The amount of down payment that a loaning company pumps in is a very important factor says Jotwani of Siemens. “Let's say a promoter/owner is not putting money to the extent that we require, it clearly shows that his confidence in that kind of project is not that strong. So, as a banker we would obviously ask for at least 20-25% margin but in case if any promoter is willing to put more than that, we would happily take that.”
 
Ray has a different take on down payments and the percentage. He says, when you calculate the value of 10% in a big investment, it becomes a big sum.  “We know that, these big machines even when they are taken off on day one, they will fetch exactly similar values. The life of a Heidelberg is 20-25 years and similar is the case of a Bobst machine, even the used machines are not available. So we feel that the class of the machine is far superior hence your risk gets mitigated.”
 
The other risk element involves financing custom-made kit, which are built to produce specific or niche products. These may not be quickly disposable in the market in cases of default. “In custom-made machines, we keep our loan rate a bit lower,” says Jotwani. “For example, in a standard machinery, we provide finance of up to 80% but in a custom-made it may go to as low as 65%-70%.”
 
And though Ray believes it’s a risk, he says, “It’s a risk worth taking.”
 
And this confidence comes from the fact that the debt default ratio in case of the printing and packaging industry is negligible. At Tata Capital, it’s 2.11%. Siemens’ Kar says, there are hardly any defaults. “As far as the industry is concerned these are run by individual promoters and close families, hence close monitoring has safeguarded this industry.”
 
ROI on heavy investments 
Both the finance companies agree on one thing – more high-end technologies are coming to India. “With such high-end technologies coming into India, ROIs would be more but simultaneously we should also have that much demand to cater to, because if we don't have that much demand then putting high-end equipments is of no use. So both these things go hand in hand, there should be a demand for high-end technology product and a high-end machine required to make that product.”
 
Ray says the trend of high-end technologies coming into India will continue. “Heidelberg is launching their new machine at Dongguan in China during the Print China show while Bobst premiered the Lila II and launched the new Novacut 106 ER.”
 
He adds, “I think all these machines will make a difference plus there is some positive vibe in the industry which is making people at least take the risks.”
 
 
BORROWING TIPS
 
Know your requirement Whether the company needs project finance, term loan, working capital loan or equipment finance, your existing Financier may not be the best in all products.

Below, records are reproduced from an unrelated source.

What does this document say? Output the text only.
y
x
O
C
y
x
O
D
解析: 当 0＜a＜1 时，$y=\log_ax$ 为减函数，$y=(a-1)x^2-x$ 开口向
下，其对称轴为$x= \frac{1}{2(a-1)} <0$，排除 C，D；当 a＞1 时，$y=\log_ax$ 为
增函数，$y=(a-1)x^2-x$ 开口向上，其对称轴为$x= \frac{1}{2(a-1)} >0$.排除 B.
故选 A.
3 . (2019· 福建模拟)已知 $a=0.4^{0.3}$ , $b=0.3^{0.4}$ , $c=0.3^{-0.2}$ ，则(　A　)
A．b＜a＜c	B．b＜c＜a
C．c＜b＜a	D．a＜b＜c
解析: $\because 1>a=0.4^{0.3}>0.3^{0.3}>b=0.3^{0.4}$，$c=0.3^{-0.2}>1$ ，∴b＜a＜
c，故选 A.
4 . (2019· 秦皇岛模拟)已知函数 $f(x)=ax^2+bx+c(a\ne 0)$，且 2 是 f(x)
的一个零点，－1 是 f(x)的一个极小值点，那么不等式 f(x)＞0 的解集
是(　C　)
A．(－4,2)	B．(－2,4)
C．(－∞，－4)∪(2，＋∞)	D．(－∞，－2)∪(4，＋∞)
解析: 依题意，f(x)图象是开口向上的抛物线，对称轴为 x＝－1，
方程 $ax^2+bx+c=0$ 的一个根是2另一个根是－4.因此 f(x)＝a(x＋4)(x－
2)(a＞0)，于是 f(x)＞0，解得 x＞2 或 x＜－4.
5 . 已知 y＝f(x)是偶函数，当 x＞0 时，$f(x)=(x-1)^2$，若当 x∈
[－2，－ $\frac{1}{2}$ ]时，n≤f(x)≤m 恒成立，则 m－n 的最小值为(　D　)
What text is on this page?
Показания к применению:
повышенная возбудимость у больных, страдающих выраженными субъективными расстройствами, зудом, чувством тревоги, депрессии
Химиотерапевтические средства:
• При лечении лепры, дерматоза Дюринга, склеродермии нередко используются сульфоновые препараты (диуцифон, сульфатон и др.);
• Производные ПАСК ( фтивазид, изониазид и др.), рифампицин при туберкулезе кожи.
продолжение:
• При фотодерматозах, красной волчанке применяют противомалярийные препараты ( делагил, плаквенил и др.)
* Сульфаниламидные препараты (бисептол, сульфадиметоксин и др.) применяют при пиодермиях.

Get the best financiers/banks on board depending on the requirement Preferably get working capital loan and project finance from a bank and equipment finance from an NBFC.

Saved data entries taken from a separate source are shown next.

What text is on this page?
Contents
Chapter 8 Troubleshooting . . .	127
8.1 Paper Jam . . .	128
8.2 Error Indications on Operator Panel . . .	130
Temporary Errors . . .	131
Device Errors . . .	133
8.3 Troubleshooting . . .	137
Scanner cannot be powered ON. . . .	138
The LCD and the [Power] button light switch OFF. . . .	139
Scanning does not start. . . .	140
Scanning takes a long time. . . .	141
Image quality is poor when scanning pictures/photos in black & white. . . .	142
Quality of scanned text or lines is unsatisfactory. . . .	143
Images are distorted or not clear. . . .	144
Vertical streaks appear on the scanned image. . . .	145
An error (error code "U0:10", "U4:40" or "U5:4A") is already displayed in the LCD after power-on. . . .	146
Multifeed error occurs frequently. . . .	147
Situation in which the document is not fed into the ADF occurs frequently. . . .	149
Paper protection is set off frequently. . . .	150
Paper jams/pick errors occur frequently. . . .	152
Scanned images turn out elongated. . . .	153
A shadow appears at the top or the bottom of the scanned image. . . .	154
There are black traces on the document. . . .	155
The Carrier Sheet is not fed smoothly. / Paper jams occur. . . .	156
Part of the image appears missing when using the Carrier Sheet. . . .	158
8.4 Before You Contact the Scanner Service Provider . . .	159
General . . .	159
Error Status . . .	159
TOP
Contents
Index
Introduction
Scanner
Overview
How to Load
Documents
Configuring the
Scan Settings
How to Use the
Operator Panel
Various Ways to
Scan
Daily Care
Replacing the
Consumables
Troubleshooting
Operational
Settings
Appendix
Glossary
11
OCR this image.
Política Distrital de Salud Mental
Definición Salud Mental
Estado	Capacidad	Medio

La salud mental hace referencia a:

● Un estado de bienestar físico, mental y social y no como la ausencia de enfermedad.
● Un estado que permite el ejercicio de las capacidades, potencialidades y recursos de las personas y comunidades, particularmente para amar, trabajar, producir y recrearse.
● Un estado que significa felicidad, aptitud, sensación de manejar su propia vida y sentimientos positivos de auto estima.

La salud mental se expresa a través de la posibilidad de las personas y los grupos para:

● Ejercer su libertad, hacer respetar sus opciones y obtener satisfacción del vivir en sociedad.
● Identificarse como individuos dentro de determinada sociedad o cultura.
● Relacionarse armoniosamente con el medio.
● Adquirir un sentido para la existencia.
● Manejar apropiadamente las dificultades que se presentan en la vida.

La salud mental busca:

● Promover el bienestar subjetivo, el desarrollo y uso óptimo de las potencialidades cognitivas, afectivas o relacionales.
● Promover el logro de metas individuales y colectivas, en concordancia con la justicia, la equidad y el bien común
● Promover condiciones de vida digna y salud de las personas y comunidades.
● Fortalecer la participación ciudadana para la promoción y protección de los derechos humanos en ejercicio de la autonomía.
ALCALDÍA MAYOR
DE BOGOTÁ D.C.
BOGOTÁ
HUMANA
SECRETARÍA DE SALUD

Use competition to your advantage Depending on the size of the company please keep two banks and two NBFCs on board. If your old bank does not agree to dilute the exclusive banking clause, change it. Times have changed.

Be prepared to make a deposit Just as in the housing market, lenders for capital equipment look for a serious deposit before lending. Typically this deposit is a minimum of 10%.

Keep your accounts up to date  Lenders won’t be impressed by figures based on potential income from a single client that you haven’t yet secured. Successful plans are built on realistic evaluations of income, expense and risk and projected turnover based on a portfolio of clients.

Are you generating good profits hence paying a good amount of tax? Explore leasing option with dependable NBFCs. You can get leasing solution for your equipments where the lease rentals can be shown as expenses and it will reduce the taxable income.

Do not take financial risks you do not understand For example, keeping your LC limit and buyers credit limit unhedged for import of equipments. Remember you are a printer and not a forex expert. Rather than speculating and worrying about forex fluctuations over months, take forward covers and peacefully concentrate on your core job.

Control over cash credit facility Sometimes a higher working capital limit brings in complacency in your collection department. Keep tight control over your cash credit facilities. Remember there are your competitors whose CC limits are more often than not underutilised. They have cash purchase advantage.

Keep your accounts up to date  Lenders won’t be impressed by figures based on potential income from a single client that you haven’t yet secured. Successful plans are built on realistic evaluations of income, expense and risk and projected turnover based on a portfolio of clients.

Do you know that your cash credit facilities can be given only against hypothecation of your stocks without your land and building as collateral? The best in the business have similar facilities. Negotiate with your bank to release some of your properties which they have been holding for ages.